Your Environment. Your Values. Your Goals.
All this and more encompasses what you want your business to look like and what direction you want it to move in. People want to work in environment where they have potential to succeed, learn, develop, grow, but when you work in an environment that you feel isolated, unappreciated, and not of value to a company then that bright light starts to dull and the motivation begins to dwindle.
Set The Standard
So, how do we make sure this doesn’t happen?
It starts at the top. As business leaders, bosses and managers you set the tone for your business. You set the standards for what you expect of your employees and you set the tone for what type of culture your business is. Lead by example.
So here are a few questions I have for you to dwell on:
- Do you have a pulse on the morale of your employees?
- Do you know how your employees are feeling?
- Have you created a place where your employees can come to you or their immediate supervisor when they feel overwhelmed or frustrated with an issue?
- When was the last time you genuinely expressed gratitude toward an employee for their hard work. How often do you?
Check The Pulse
I understand that you have a lot on your plate. Between meetings and sales calls, budgets and planning, the work day, week, and even the month can fly by. It was just the beginning of the year and you blinked and now fall is upon us, but be careful not to let performance management fall by the wayside. Your team is a vital part of your company.
Maybe it’s a quick check in every week or two to see how things are going. Or it could be an email after a big sale congratulating them or highlighting it in a staff/company meeting. However way keeping a pulse on company morale looks to you, be proactive in it. Motivate your leadership team or supervisors to be proactive in it as well.

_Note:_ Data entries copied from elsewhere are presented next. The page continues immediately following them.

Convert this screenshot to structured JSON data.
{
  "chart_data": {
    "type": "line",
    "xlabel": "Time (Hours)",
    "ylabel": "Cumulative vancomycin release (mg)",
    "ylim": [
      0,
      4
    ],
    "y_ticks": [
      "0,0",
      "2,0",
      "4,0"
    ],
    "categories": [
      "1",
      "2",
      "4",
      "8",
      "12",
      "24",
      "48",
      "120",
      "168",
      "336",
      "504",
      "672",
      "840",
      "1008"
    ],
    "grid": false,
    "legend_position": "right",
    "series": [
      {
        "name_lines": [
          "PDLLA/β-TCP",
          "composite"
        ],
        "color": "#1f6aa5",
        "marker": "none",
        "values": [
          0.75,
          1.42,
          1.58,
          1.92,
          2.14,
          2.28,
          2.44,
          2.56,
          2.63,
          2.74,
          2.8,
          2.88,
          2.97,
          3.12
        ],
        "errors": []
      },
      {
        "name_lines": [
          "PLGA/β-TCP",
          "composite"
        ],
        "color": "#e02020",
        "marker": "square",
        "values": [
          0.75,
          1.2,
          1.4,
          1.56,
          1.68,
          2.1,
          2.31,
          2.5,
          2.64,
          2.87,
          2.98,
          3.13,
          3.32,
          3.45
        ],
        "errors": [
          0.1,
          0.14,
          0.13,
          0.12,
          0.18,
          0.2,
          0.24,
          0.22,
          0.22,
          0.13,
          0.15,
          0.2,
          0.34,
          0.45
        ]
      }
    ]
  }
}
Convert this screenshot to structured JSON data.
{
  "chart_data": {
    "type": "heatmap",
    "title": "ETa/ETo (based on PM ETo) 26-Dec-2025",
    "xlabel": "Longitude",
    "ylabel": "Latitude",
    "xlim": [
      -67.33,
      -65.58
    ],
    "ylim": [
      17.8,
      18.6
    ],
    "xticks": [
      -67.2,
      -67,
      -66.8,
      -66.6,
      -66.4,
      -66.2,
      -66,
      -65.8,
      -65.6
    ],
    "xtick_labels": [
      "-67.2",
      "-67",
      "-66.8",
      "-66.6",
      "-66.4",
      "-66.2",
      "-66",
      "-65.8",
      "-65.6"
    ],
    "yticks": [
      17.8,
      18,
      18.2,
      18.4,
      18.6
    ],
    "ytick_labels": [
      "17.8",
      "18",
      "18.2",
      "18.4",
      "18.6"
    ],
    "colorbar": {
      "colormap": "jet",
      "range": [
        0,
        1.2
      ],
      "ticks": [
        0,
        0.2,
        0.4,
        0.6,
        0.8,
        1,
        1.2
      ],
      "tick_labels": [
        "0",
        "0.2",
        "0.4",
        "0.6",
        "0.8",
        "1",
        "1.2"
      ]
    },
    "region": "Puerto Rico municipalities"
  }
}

I could see the difference of my friend’s demeanor talking about work now compared to past conversations we had when she was stressed, unhappy and felt that she was not valued at her job. She now has a boss that recognizes her value and acknowledges the hard work she puts in. (She is even up for a big promotion at the end of the year!)
So here is my challenge and reminder to you. Be a company that values the work of their employees. When your employee’s friend tells them their boss has never once expressed gratitude for their hard work, I hope that they are shocked, because the company they work for (your company) is different. Their company values their employees and recognizes their hard work. Be that company and be that leader.
So, I leave you with this question I asked earlier because I think it’s important: Do you have a pulse on the morale of your employees?